Stretching more than 2,000 miles along the Mississippi River from its start in Minnesota, the Great River Road passes through a whopping 10 states. But the most appealing stretch is its southern reaches, along the Natchez Trace Parkway, which follows an old Native American trail for more than 400 miles and features a number of ancient burial mounds. Stretch out the drive over a week, and be sure to stop at the monuments and museums along the way that highlight Black history in the area, like the Crossroads in Mississippi where musician Robert Johnson was said to have sold his soul to the devil in exchange for the ability to play the blues (look for a trio of electric guitars on a pole that marks the spot). Also of note in the Magnolia State are the Smith Robertson Museum and Cultural Center, located in the first public school for African American children in Jackson, the Natchez Museum-African American Culture, and the University of Mississippi’s Blues Archive, home to some 60,000 recordings (it’s a short detour off the parkway).
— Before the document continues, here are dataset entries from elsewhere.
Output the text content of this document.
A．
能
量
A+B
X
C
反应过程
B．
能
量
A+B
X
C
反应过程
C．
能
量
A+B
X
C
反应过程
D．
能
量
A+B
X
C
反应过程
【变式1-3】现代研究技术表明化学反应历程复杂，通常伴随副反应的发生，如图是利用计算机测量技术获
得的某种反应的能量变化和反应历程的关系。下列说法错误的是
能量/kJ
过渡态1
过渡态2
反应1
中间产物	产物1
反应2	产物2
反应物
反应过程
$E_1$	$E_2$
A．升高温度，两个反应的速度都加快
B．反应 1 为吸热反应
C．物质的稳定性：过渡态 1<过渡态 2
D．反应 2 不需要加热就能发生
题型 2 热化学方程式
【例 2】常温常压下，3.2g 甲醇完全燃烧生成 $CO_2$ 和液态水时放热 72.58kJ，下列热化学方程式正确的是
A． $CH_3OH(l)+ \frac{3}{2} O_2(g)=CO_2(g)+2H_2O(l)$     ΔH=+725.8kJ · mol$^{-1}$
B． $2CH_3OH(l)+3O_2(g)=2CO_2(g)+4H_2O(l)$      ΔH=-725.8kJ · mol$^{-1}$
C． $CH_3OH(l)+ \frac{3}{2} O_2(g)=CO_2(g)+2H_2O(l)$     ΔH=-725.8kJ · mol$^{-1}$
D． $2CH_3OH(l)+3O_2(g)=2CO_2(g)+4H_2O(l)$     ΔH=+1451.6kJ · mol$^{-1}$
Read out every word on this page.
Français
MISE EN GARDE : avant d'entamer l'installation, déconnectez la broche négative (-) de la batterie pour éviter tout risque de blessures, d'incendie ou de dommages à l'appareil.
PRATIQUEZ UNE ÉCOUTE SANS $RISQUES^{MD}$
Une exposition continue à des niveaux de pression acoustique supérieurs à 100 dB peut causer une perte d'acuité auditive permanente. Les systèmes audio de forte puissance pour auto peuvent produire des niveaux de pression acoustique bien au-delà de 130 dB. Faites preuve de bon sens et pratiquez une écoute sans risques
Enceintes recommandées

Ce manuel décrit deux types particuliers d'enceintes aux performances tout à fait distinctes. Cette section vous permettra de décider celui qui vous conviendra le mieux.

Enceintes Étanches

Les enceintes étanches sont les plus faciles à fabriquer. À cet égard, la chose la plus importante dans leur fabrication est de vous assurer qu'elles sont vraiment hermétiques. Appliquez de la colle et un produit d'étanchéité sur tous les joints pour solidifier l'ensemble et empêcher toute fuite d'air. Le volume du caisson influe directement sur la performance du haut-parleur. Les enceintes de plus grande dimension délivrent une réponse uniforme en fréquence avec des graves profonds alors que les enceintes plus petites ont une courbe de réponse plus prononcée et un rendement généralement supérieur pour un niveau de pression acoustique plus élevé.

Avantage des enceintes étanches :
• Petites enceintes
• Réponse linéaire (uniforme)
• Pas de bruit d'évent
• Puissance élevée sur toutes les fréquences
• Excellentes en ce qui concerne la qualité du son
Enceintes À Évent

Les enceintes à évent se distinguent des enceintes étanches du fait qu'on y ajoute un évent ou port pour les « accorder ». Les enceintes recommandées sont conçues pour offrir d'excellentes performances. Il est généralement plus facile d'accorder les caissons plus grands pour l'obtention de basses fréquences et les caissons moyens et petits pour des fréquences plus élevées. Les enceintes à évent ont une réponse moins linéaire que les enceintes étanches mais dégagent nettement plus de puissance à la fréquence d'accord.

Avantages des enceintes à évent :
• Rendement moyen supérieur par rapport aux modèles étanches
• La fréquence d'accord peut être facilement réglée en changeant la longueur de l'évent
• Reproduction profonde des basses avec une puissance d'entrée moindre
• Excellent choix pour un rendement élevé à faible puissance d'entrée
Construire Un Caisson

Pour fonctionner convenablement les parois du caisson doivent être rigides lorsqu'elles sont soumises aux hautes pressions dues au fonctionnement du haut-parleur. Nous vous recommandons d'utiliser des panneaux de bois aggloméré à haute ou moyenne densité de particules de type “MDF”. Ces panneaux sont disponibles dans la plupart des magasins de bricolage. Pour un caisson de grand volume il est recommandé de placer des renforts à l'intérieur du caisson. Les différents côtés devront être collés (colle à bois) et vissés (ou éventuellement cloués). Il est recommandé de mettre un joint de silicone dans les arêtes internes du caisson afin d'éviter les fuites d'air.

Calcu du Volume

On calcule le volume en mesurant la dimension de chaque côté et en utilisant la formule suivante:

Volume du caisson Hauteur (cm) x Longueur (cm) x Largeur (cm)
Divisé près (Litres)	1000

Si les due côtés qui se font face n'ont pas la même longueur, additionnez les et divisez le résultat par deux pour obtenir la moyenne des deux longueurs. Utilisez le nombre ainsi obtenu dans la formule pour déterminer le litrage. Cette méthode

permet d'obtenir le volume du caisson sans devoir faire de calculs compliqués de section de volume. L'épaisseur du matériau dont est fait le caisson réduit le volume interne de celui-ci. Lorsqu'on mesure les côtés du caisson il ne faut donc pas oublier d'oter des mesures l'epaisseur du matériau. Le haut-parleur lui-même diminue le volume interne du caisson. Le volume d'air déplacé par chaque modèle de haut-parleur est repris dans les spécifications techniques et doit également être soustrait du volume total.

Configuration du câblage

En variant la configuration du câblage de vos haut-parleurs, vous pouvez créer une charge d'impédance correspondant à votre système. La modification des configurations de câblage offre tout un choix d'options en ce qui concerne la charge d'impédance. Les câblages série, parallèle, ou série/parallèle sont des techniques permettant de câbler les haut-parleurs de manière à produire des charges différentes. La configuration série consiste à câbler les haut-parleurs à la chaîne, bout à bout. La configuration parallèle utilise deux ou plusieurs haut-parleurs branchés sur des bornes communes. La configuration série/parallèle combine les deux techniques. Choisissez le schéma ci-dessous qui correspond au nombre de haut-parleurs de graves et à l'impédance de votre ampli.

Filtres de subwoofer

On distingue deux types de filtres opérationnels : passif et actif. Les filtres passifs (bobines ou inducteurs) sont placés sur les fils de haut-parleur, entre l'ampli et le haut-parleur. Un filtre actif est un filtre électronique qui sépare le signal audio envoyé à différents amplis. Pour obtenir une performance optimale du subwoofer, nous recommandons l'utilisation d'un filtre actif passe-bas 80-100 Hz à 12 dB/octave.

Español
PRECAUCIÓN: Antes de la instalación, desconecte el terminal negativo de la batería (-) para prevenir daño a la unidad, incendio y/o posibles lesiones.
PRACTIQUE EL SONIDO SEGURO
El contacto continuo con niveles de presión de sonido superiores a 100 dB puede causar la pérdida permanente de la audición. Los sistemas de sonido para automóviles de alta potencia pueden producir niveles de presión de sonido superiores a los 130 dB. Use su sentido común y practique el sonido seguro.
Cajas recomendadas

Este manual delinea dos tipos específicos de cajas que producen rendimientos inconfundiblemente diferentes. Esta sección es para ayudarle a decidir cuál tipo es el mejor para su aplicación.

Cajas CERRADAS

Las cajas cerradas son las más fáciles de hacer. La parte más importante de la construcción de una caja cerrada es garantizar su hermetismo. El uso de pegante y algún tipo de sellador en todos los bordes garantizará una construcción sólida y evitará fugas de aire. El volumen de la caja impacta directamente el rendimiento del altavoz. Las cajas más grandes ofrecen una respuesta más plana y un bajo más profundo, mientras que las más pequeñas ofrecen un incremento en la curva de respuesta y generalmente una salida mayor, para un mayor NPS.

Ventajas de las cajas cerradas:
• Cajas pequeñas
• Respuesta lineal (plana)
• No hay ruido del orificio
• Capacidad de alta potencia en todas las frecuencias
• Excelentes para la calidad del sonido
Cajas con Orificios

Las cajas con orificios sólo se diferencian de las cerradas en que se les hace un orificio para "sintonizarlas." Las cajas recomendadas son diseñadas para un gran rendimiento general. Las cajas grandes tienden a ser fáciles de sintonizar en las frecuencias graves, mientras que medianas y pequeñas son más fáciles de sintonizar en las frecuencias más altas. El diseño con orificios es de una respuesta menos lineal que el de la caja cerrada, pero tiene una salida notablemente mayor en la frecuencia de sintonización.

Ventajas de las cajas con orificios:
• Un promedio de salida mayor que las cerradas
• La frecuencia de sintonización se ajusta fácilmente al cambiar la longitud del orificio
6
Where to stop: Vicksburg is a major stop for history buffs (it was the site of a 47-day Civil War siege) but it’s also the place where Coca-Cola was first bottled, a fact that’s immortalized at the Biedenharn Coca-Cola Museum. Don’t miss Elvis Presley’s Graceland, either, a museum complex anchored by his surprisingly modest home.
Where to eat: Come hungry to this drive, which is bookended by two cities famed for their food: Nashville and New Orleans. Don’t assume that you’ll be existing solely on brisket and BBQ. Try two modern Middle Eastern restaurants that have earned accolades—the chic Epice in Nashville, and Alon Shaya’s Saba in New Orleans.
Where to stay: The Warehouse District-based Ace Hotel in New Orleans—it’s worth it for the rooftop bar alone.